Withdrawal (Withdrawal)

Withdrawal always requires approval workflow. After approval:

  1. Check client balance in ledger
  2. Reserve funds (debit pending)
  3. Sign transaction in HSM
  4. Broadcast on-chain
  5. Wait for confirmations
  6. Final ledger debit (or reversal on failure)

Idempotency. Each withdrawal request has unique idempotency key. Repeat request with same key returns existing status, doesn't create new.

Proof of Reserves

For public proof of solvency — Merkle tree based on client balances:

// Each client gets proof their balance included in overall tree
// Without revealing other clients' data
async function generateProofOfReserves(): Promise<ProofOfReserves> {
  const balances = await db.getAllClientBalances();
  
  // Build Merkle tree
  const leaves = balances.map(b => 
    keccak256(encode(['address', 'uint256'], [b.address, b.balance]))
  );
  
  const tree = new MerkleTree(leaves, keccak256, { sort: true });
  
  // Publish root on-chain
  await proofOfReservesContract.updateRoot(tree.getRoot());
  
  return {
    root: tree.getRoot(),
    totalBalance: balances.reduce((sum, b) => sum + b.balance, 0n),
    timestamp: Date.now(),
    proofs: balances.map((b, i) => ({
      clientId: b.clientId,
      proof: tree.getProof(leaves[i]),
    })),
  };
}

Compliance and Audit

Audit trail. All operations with immutable history. Logs stored in append-only storage (AWS QLDB or PostgreSQL with audit triggers).

Reporting. Monthly reports for each client: fund movements, fees, current balances. Quarterly for auditors: reconciliation reports, proof of reserves.

KYT (Know Your Transaction).
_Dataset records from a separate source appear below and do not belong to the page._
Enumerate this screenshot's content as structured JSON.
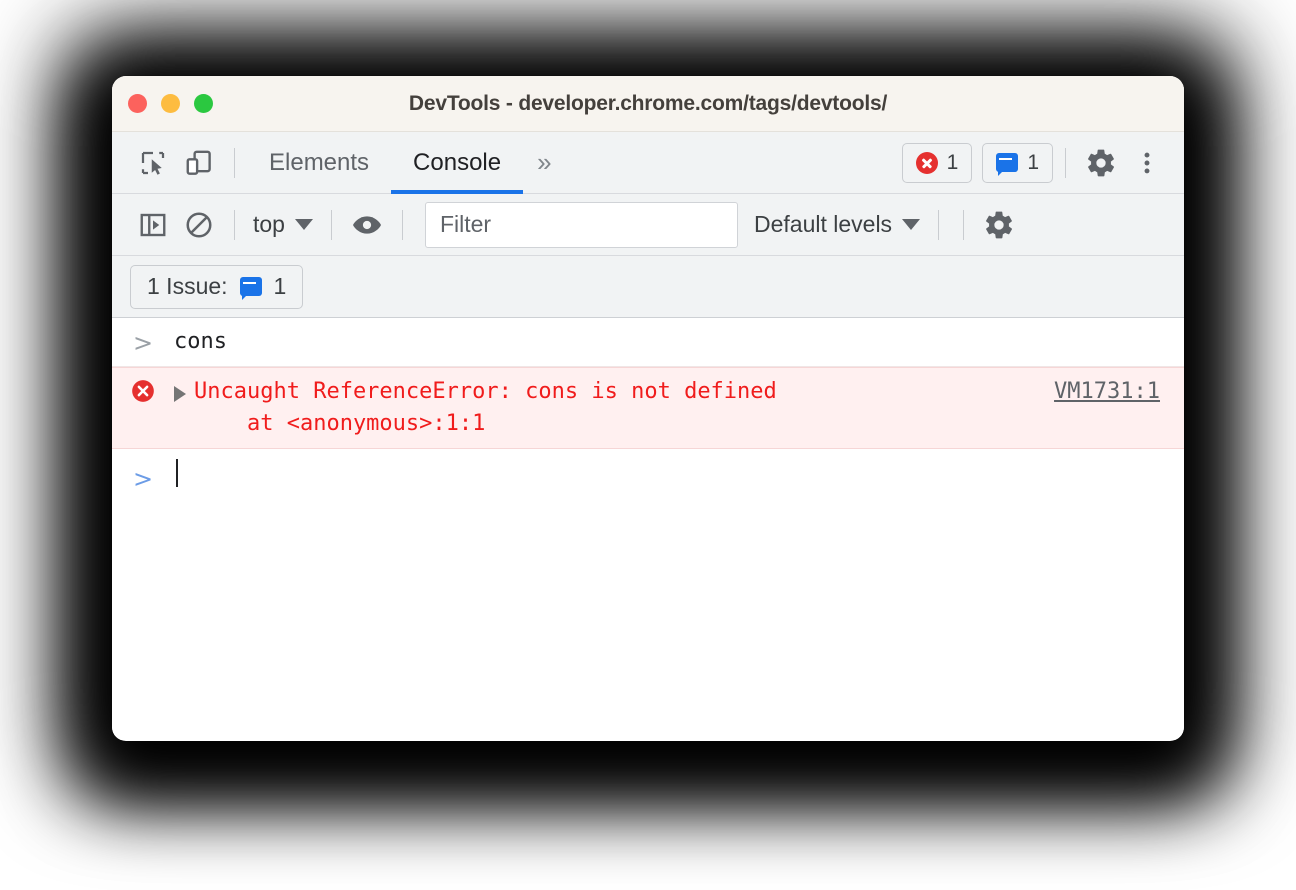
{
  "window": {
    "title": "DevTools - developer.chrome.com/tags/devtools/",
    "traffic_lights": [
      {
        "name": "close",
        "color": "#fc625d"
      },
      {
        "name": "minimize",
        "color": "#fdbc40"
      },
      {
        "name": "maximize",
        "color": "#2bc840"
      }
    ]
  },
  "tabbar": {
    "inspect_icon": "inspect-element-icon",
    "device_icon": "device-toolbar-icon",
    "tabs": [
      {
        "label": "Elements",
        "active": false
      },
      {
        "label": "Console",
        "active": true
      }
    ],
    "more_tabs_label": "»",
    "error_badge": {
      "icon": "error-circle-icon",
      "count": "1"
    },
    "issues_badge": {
      "icon": "issue-message-icon",
      "count": "1"
    },
    "settings_icon": "gear-icon",
    "more_options_icon": "kebab-menu-icon"
  },
  "filterbar": {
    "sidebar_toggle_icon": "console-sidebar-icon",
    "clear_console_icon": "clear-console-icon",
    "context_selector": {
      "label": "top",
      "caret": "chevron-down-icon"
    },
    "live_expression_icon": "eye-icon",
    "filter": {
      "placeholder": "Filter",
      "value": ""
    },
    "levels_selector": {
      "label": "Default levels",
      "caret": "chevron-down-icon"
    },
    "settings_icon": "gear-icon"
  },
  "issuebar": {
    "label": "1 Issue:",
    "icon": "issue-message-icon",
    "count": "1"
  },
  "console": {
    "entries": [
      {
        "type": "input",
        "prompt": ">",
        "text": "cons"
      },
      {
        "type": "error",
        "icon": "error-circle-icon",
        "expander": "expand-triangle-icon",
        "line1": "Uncaught ReferenceError: cons is not defined",
        "line2": "    at <anonymous>:1:1",
        "source_link": "VM1731:1"
      },
      {
        "type": "prompt",
        "prompt": ">",
        "text": ""
      }
    ]
  },
  "colors": {
    "accent_blue": "#1a73e8",
    "error_red": "#f01c1c",
    "error_bg": "#fff0f0",
    "toolbar_bg": "#f1f3f4",
    "titlebar_bg": "#f7f4ef"
  }
}
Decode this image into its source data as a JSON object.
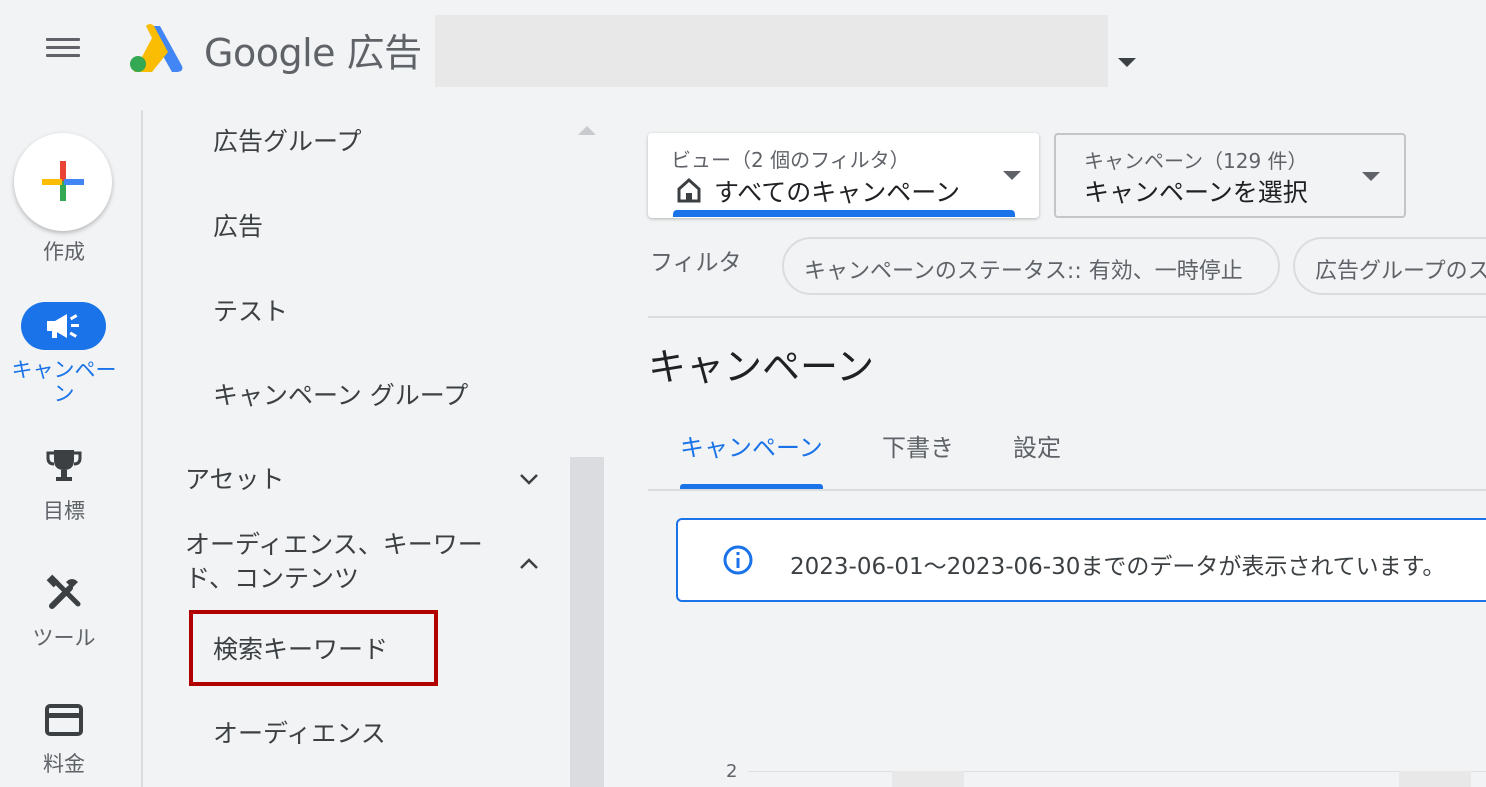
{
  "header": {
    "brand": "Google 広告"
  },
  "rail": {
    "create_label": "作成",
    "campaigns_label": "キャンペー\nン",
    "goals_label": "目標",
    "tools_label": "ツール",
    "billing_label": "料金",
    "icons": [
      "plus-icon",
      "megaphone-icon",
      "trophy-icon",
      "tools-icon",
      "credit-card-icon"
    ]
  },
  "nav": {
    "items": [
      {
        "label": "広告グループ"
      },
      {
        "label": "広告"
      },
      {
        "label": "テスト"
      },
      {
        "label": "キャンペーン グループ"
      }
    ],
    "assets_label": "アセット",
    "audience_section_label": "オーディエンス、キーワード、コンテンツ",
    "audience_line1": "オーディエンス、キーワー",
    "audience_line2": "ド、コンテンツ",
    "search_keywords_label": "検索キーワード",
    "audiences_label": "オーディエンス"
  },
  "main": {
    "view": {
      "small": "ビュー（2 個のフィルタ）",
      "value": "すべてのキャンペーン"
    },
    "campaign_select": {
      "small": "キャンペーン（129 件）",
      "value": "キャンペーンを選択"
    },
    "filter_label": "フィルタ",
    "chips": [
      "キャンペーンのステータス:: 有効、一時停止",
      "広告グループのステータス"
    ],
    "page_title": "キャンペーン",
    "tabs": [
      {
        "label": "キャンペーン",
        "active": true
      },
      {
        "label": "下書き",
        "active": false
      },
      {
        "label": "設定",
        "active": false
      }
    ],
    "info_text": "2023-06-01～2023-06-30までのデータが表示されています。",
    "chart_axis_label": "2"
  },
  "colors": {
    "accent": "#1a73e8",
    "highlight": "#b00000",
    "background": "#f1f3f4"
  }
}
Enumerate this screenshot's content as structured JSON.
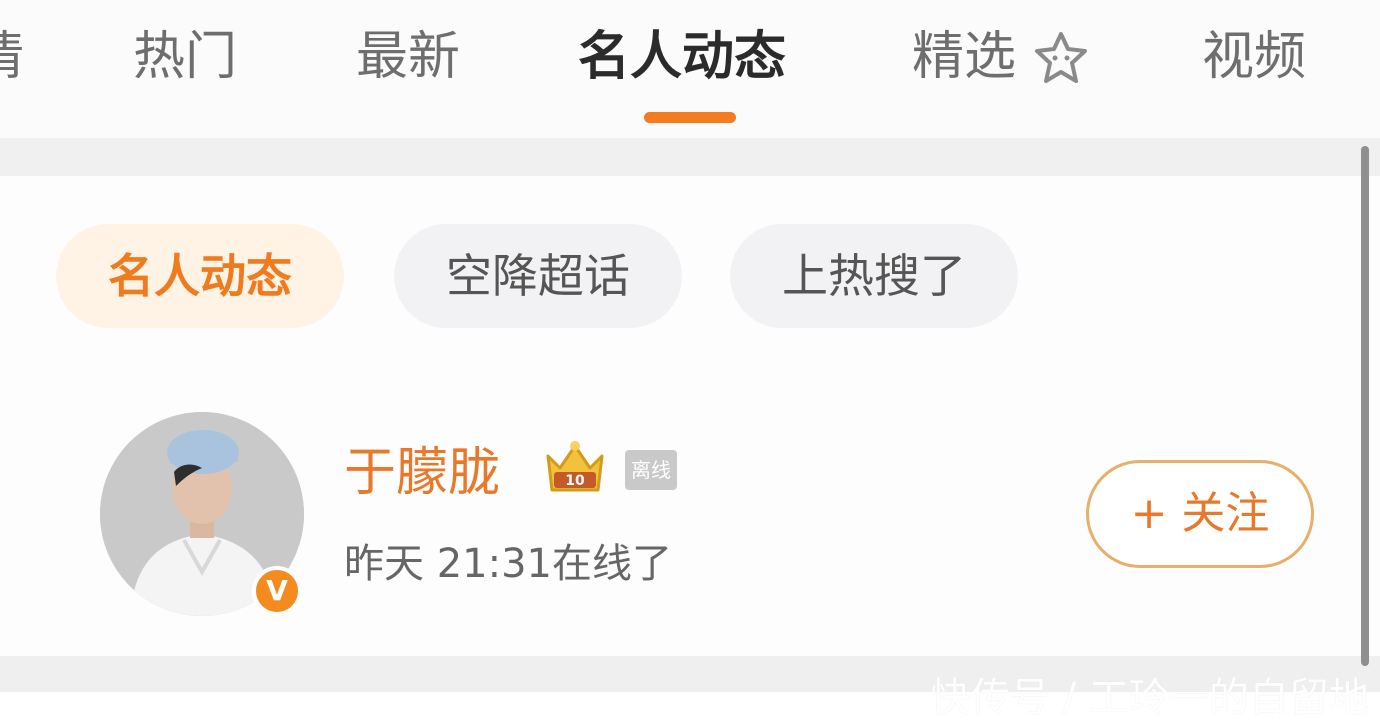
{
  "tabs": [
    {
      "label": "情"
    },
    {
      "label": "热门"
    },
    {
      "label": "最新"
    },
    {
      "label": "名人动态",
      "active": true
    },
    {
      "label": "精选"
    },
    {
      "label": "视频"
    }
  ],
  "colors": {
    "accent": "#f47b20",
    "chip_active_bg": "#fff3e6",
    "chip_bg": "#f2f2f4"
  },
  "icons": {
    "featured": "star-face-icon",
    "crown": "crown-level-10-icon",
    "verified": "verified-v-icon"
  },
  "chips": [
    {
      "label": "名人动态",
      "active": true
    },
    {
      "label": "空降超话"
    },
    {
      "label": "上热搜了"
    }
  ],
  "user": {
    "name": "于朦胧",
    "crown_level": "10",
    "offline_badge": "离线",
    "verified_mark": "V",
    "status": "昨天 21:31在线了",
    "follow_label": "+ 关注"
  },
  "watermark": "快传号 / 工玲一的自留地"
}
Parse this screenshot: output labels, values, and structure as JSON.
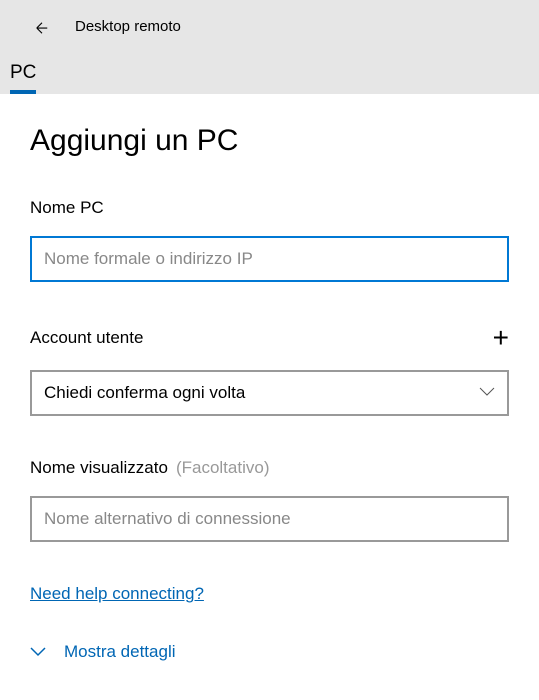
{
  "header": {
    "app_title": "Desktop remoto",
    "tab_label": "PC"
  },
  "page": {
    "title": "Aggiungi un PC"
  },
  "fields": {
    "pc_name": {
      "label": "Nome PC",
      "placeholder": "Nome formale o indirizzo IP",
      "value": ""
    },
    "user_account": {
      "label": "Account utente",
      "selected": "Chiedi conferma ogni volta"
    },
    "display_name": {
      "label": "Nome visualizzato",
      "optional_text": "(Facoltativo)",
      "placeholder": "Nome alternativo di connessione",
      "value": ""
    }
  },
  "links": {
    "help": "Need help connecting?",
    "show_details": "Mostra dettagli"
  }
}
Integration with Chainalysis, Elliptic, or TRM Labs for checking incoming transactions against sanctioned addresses and mixers.

Stack

Component Technology
HSM AWS CloudHSM or Thales
Database PostgreSQL + AWS QLDB (audit log)
Blockchain monitoring Alchemy/Infura + custom indexer
Reconciliation Cron job + alerting
KYT Chainalysis Reactor API
API Node.js + TypeScript, REST + gRPC
Frontend React (admin dashboard)

Timeline

  • Core ledger + address management: 6-8 weeks
  • Deposit monitoring + withdrawal flow: 4-6 weeks
  • Reconciliation + proof of reserves: 3-4 weeks
  • KYT integration + compliance reporting: 3-4 weeks
  • Security audit: mandatory, +4-8 weeks

Total: 5-6 months to production-ready system.